About the previous comment to get you up to speed the man at the end of the show is actually the President from last season. He should be in jail but I guess he is just hanging out somewhere sporting some new facial hair.

Anonymous said...

I loved 24 up until this past week and now I'm not sure if they can win me back. I am so sick of Jack's father. Worst. Character. Ever. Are we really supposed to believe that he's being blackmailed??? Gredenko works for him and Fayed probably does, too.
Plus I still can't stop wondering how Jack did such a great job cutting his own hair.
It's the little things this year that cause me to spend each episode swearing at my t.v.

bryan h. said...

I'm a long-time 24 fan (and also new to this blog), and was concerned that I was alone in thinking 24 took a nosedive no later than after episode 6 of season 5. I enjoyed all the stuff with Jack monday (the Morris subplot was awful, though), but I finished the episode still feeling disappointed.
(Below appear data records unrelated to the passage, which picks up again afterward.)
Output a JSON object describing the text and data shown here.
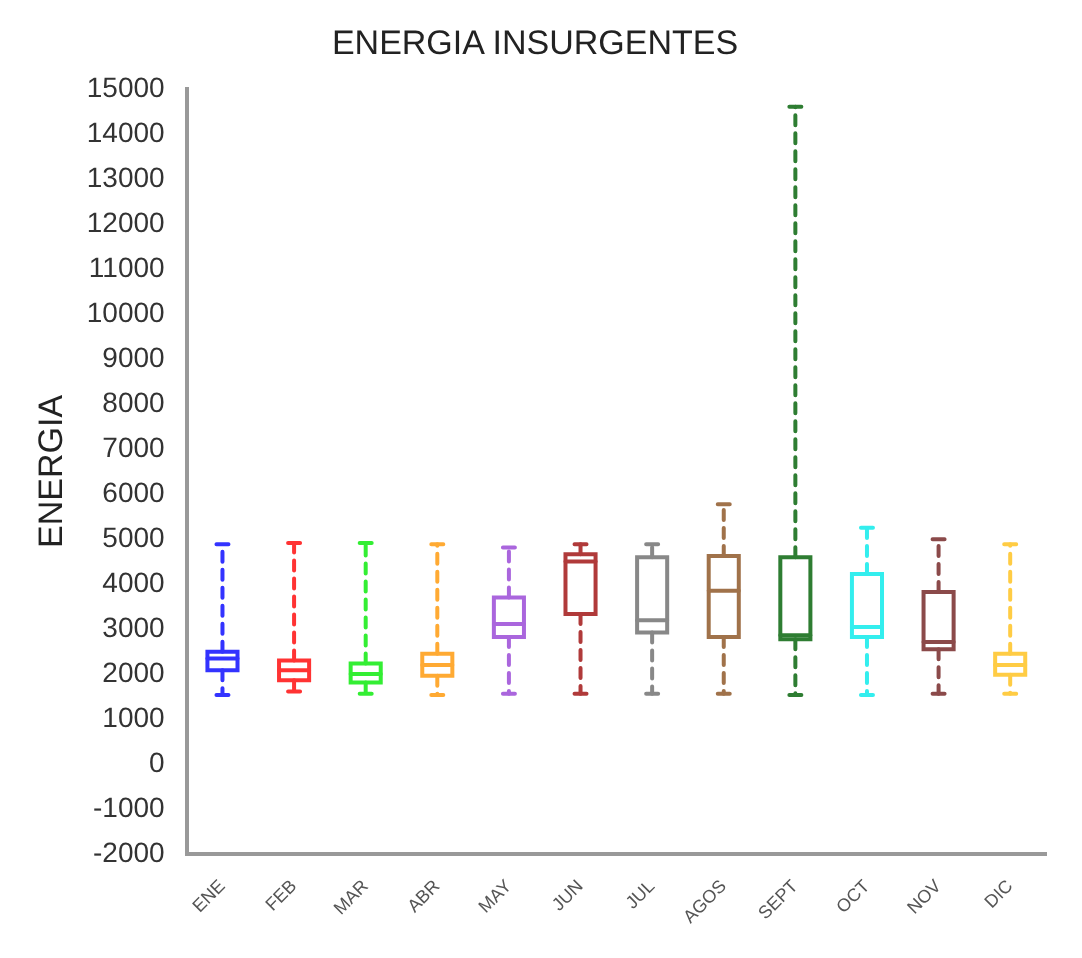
{
  "chart_data": {
    "type": "box",
    "title": "ENERGIA INSURGENTES",
    "ylabel": "ENERGIA",
    "categories": [
      "ENE",
      "FEB",
      "MAR",
      "ABR",
      "MAY",
      "JUN",
      "JUL",
      "AGOS",
      "SEPT",
      "OCT",
      "NOV",
      "DIC"
    ],
    "colors": [
      "#3333ff",
      "#ff3333",
      "#33ee33",
      "#ffaa33",
      "#aa66dd",
      "#b03a3a",
      "#888888",
      "#a0724a",
      "#2e7d32",
      "#33eeee",
      "#8b4a4a",
      "#ffcc44"
    ],
    "boxes": [
      {
        "low": 1530,
        "q1": 2080,
        "median": 2340,
        "q3": 2490,
        "high": 4880
      },
      {
        "low": 1610,
        "q1": 1860,
        "median": 2080,
        "q3": 2300,
        "high": 4910
      },
      {
        "low": 1560,
        "q1": 1810,
        "median": 2000,
        "q3": 2230,
        "high": 4910
      },
      {
        "low": 1530,
        "q1": 1960,
        "median": 2200,
        "q3": 2450,
        "high": 4880
      },
      {
        "low": 1560,
        "q1": 2820,
        "median": 3110,
        "q3": 3700,
        "high": 4810
      },
      {
        "low": 1560,
        "q1": 3330,
        "median": 4500,
        "q3": 4660,
        "high": 4880
      },
      {
        "low": 1560,
        "q1": 2920,
        "median": 3190,
        "q3": 4590,
        "high": 4880
      },
      {
        "low": 1560,
        "q1": 2820,
        "median": 3850,
        "q3": 4620,
        "high": 5770
      },
      {
        "low": 1530,
        "q1": 2770,
        "median": 2860,
        "q3": 4590,
        "high": 14600
      },
      {
        "low": 1530,
        "q1": 2820,
        "median": 3040,
        "q3": 4220,
        "high": 5250
      },
      {
        "low": 1560,
        "q1": 2550,
        "median": 2710,
        "q3": 3820,
        "high": 4990
      },
      {
        "low": 1560,
        "q1": 1980,
        "median": 2200,
        "q3": 2450,
        "high": 4880
      }
    ],
    "ylim": [
      -2000,
      15000
    ],
    "yticks": [
      -2000,
      -1000,
      0,
      1000,
      2000,
      3000,
      4000,
      5000,
      6000,
      7000,
      8000,
      9000,
      10000,
      11000,
      12000,
      13000,
      14000,
      15000
    ],
    "grid": false,
    "line_style": "dashed"
  }
}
I think Kiefer Sutherland is the only regular cast or crew member even trying. The dialogue and plotting are abysmal, and the action scenes utterly dull. I do like both Peter MacNicol and James Cromwell, though (but not even the sum total of them and Peter Weller last year make up for a lack of Dennis Haysbert).

Anyway, I appreciate your blog (though I disagree that season 1 is better than season 2). In it's first three seasons, the best episodes were both suspenseful and creepy (season 1, especially, had some cliffhangers and plot twists that were really unsettling, at least the first time through). CTU was also a small underfunded government agency (according to George Mason), and did not have sci-fi like resources available to it.

The show could also bring you to the brink of crying, though. Anytime in the first three years when anyone was saying a final goodbye to someone before sacrificing himself they really sold it. Especially: Jack flying the plane while on the phone with Kim, in #2; George Mason seeing his son for the last time, and also trying to walk out of CTU with dignity; or when Kyle was in quarantine and talking to his parents. Those were tough scenes.

I feel like I should have felt something like those made me feel when Jack was opening up to his father while awaiting execution. I felt neither that Jack was really pouring his heart out, nor that he was buying time until he could get the drop on him. That, as well as the sheer preposterousness of the notion that Jack's father would execute him, disappointed me.

Maybe for Day 7, Jack should be working for the family business (whatever it is) and have no contact with CTU. Maybe he shouldn't even be battling terrorists; maybe he's rescuing people stuck in a natural disaster. He did solve a mystery in season 1. It'd be nice to see something clever again.

modifoo said...

Can anyone please enlighten me as to what Jack`s father's motivation was for trying to kill Jack?

I know - protecting his big thing, that he's been working for his whole life. But then he shouldn't have let go of his daughter-in-law as she and her son both know that he is bad.

Awful script-writing, this time...

Anonymous said...

Come to England, folks, and you'll be appreciating 24 rather than dishing out what you'd have a hard time improving. Actually, hang on, stay home--you can do it just as well there.